How do you know when sweet potatoes are ready to dig?
Check the variety’s days to maturity. Beauregard sweet potatoes require only 90 days, O’Henry needs 90-95, and Porto Rico 115-120. Check our other varieties here. If you remember when you planted them, you’ll know when they should be ready. Variations in weather and soil may throw this number off by a week or more. Another signal is that the foliage begins to turn yellow. Sweet potato roots will continue to grow until frost kills the vines, so the crucial thing is to get them out before a hard frost (below 29 degrees.)
How To Harvest Sweet Potatoes
When digging, be careful not to bruise or pierce the tubers. The skins are fragile. Even a small wound can cause rapid decay. Push the shovel in about 10″ away from the stem of the plant and lift. You will probably find a variety of tuber sizes per plant. Last year we dug one that was at least 7 pounds!

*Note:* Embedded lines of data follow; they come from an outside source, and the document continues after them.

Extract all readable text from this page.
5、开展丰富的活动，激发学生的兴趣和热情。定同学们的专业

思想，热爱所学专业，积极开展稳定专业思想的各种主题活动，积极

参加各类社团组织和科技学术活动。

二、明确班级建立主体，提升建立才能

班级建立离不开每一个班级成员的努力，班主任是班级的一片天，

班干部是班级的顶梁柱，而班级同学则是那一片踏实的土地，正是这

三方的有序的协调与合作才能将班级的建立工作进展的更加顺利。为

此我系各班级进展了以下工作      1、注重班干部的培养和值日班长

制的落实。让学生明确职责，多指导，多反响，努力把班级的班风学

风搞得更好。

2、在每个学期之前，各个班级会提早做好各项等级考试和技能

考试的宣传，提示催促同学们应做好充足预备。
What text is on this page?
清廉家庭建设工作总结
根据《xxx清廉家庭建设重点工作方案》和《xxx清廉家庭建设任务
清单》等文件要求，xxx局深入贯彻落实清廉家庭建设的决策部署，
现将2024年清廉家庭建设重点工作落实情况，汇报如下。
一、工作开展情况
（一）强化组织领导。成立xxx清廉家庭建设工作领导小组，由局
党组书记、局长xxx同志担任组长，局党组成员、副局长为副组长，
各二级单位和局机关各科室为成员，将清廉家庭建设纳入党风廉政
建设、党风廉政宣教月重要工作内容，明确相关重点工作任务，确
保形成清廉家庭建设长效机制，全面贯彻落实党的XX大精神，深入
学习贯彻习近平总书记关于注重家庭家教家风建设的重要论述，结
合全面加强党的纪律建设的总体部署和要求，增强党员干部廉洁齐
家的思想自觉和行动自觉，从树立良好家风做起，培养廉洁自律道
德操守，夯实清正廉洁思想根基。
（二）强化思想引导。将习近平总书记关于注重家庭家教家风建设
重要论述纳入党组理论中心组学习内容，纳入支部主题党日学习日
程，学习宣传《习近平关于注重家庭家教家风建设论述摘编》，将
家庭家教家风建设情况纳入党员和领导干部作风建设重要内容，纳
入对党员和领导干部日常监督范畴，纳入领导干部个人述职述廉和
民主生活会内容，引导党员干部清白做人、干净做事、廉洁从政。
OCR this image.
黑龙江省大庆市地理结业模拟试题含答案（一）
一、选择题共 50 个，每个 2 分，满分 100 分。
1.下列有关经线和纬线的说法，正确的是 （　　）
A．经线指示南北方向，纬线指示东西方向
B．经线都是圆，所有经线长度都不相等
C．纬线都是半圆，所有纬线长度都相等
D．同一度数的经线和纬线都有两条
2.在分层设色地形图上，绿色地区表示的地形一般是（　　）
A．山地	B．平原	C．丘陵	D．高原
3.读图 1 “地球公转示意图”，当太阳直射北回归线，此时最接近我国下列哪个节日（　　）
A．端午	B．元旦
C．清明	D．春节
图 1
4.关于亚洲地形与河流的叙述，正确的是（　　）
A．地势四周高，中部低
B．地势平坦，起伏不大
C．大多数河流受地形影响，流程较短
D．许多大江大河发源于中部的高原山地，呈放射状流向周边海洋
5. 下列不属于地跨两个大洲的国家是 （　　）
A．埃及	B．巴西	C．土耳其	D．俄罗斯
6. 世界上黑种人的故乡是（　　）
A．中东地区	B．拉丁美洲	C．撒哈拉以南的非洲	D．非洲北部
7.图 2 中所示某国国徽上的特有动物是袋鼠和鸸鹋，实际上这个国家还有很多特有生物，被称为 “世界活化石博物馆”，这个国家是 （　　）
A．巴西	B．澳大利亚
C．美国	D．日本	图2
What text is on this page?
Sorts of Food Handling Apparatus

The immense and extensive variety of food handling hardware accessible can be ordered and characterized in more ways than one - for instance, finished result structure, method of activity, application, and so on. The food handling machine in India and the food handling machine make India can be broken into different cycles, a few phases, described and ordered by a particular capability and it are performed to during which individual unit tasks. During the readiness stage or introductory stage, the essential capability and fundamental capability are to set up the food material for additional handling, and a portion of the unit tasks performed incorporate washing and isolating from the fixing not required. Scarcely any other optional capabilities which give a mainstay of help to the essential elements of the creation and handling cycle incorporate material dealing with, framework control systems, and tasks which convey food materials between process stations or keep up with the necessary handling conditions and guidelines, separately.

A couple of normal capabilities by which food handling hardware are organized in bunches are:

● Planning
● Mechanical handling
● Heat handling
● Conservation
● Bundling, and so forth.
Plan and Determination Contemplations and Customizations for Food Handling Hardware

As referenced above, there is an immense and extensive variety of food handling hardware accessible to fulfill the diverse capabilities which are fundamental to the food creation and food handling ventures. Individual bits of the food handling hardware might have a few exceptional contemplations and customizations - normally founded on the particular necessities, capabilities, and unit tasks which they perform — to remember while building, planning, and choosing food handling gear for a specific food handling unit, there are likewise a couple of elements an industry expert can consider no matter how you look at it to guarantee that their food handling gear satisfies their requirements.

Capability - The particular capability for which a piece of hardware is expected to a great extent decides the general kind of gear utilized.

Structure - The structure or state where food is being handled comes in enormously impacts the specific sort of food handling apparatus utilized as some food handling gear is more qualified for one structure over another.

Line containers with rags or other soft material to avoid scratching. Don’t store injured roots. Don’t wash them yet, wait till they are cured (washing can scratch them). You will damage a few no matter how careful you are, those are the ones to eat first.
Sweet potato flavor and storage quality improves by curing them first. This process converts the starches to sugar.
Curing Sweet Potatoes
To cure, place in a warm, dark, well-ventilated area at 86-90 F with high humidity for 4-10 days. Near a furnace or wood stove will work. To hold in the humidity use perforated plastic bags (the kind that potatoes are sold in), or loosely wrap in grocery bags (you want some of the moisture to be able to escape).
After that wrap them in newspaper and store in a cool but not cold place (55 to 60 degrees), making sure they don’t touch. They should keep for several months.